なるべき事前情報を見ないで読み始めるので、こういう苦労をしてしまうんだけど、これが映画だったら一目瞭然だなぁ。

ベッドに縛られて身体は動かなくても、頭はキレッキレの探偵リンカーン・ライム。この小説では、そういう状態の彼の肉体的苦痛がどれほどのものかも語られていて、そういうこともあるのかと初めて知りました。わかってなくてごめんなさい。
しかし、気難しい彼の才能も人柄もだんだん好感を覚えるようになっていって、美人刑事アメリア・サックスとの関係もいい感じだし、安楽死なんかしないでもっと続編を書いてくれよー!と思ったら、この後かなり書き続けてるみたいですね。興味あります。

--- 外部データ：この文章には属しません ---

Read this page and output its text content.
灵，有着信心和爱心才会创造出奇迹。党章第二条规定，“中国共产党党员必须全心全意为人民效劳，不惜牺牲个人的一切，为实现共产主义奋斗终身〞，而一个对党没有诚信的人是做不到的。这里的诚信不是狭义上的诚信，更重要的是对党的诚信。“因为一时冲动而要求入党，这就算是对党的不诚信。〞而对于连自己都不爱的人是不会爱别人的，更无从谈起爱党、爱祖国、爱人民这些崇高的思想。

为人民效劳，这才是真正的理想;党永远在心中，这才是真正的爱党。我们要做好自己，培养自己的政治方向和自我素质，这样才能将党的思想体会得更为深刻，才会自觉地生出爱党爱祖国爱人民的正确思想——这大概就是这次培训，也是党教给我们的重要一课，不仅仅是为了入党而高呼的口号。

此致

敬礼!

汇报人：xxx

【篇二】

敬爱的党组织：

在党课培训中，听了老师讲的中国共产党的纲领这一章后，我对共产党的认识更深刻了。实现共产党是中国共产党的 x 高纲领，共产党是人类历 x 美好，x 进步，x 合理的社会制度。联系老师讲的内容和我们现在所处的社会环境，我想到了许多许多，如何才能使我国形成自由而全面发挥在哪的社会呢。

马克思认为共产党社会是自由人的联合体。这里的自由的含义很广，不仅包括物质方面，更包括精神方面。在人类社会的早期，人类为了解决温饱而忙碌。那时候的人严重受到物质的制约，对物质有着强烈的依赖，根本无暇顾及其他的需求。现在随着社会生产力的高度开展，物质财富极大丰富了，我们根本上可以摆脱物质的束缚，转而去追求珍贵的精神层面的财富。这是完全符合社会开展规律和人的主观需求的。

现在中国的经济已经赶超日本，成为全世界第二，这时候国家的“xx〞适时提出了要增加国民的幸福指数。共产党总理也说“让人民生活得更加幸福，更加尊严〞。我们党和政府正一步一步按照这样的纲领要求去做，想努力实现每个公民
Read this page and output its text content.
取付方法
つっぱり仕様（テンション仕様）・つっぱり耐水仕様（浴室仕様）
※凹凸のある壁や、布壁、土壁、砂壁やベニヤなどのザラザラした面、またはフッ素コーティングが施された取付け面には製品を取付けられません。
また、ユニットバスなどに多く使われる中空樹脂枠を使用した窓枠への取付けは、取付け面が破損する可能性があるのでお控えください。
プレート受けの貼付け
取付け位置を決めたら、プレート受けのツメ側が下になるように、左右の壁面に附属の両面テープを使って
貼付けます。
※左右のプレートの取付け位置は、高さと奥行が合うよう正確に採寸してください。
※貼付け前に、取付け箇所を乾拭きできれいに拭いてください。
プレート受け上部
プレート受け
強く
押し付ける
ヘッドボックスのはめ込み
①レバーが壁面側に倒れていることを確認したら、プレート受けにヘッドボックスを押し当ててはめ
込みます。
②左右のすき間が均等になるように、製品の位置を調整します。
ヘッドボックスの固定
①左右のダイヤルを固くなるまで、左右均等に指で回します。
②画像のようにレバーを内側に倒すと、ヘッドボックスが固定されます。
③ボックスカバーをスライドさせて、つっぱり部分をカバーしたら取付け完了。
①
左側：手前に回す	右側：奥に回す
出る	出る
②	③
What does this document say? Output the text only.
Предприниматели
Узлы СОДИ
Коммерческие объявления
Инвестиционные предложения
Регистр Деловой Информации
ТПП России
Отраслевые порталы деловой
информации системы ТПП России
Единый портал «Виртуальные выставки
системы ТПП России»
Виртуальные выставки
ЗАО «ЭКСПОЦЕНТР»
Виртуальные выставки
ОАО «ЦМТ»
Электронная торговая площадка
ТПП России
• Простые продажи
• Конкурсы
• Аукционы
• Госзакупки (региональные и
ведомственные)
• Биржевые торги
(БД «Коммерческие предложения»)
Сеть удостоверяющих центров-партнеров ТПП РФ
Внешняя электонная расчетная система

ただ、犯人の設定は・・・この人の可能性もあるかなとも思いながら読んだけど、最後わやわやな感じだったなぁ。
次作はどんな設定になってるのかしら・・・。

February 04, 2017

浅倉卓哉「四日間の奇蹟」380冊目

とても丁寧に書かれた小説で、優しくて細やかな人が書いたんだろうなと思った。
小説のなかで起こる「奇蹟」は美しい。面白い小説だった。
けど、奇蹟が発覚して以降のヒロインが泣きすぎる・・・。
元々それほど生に執着していなかった女性でも、パニックに陥るのは共感できるけど、
私にはちょっと感情過多なかんじでした。(←とか言ってるやつに限って、いざとなると大泣きしたりするのかもしれないけど!)
最初のほうの描写が長いよう~と思って読んだんだけど、その後に起こることが自然だと思わせるために、さりげなく伏線を張ったり性格を印象づけるために、そのほうがよかったのかもね。

ミステリー要素もあるけど、ロマンチックな小説でした。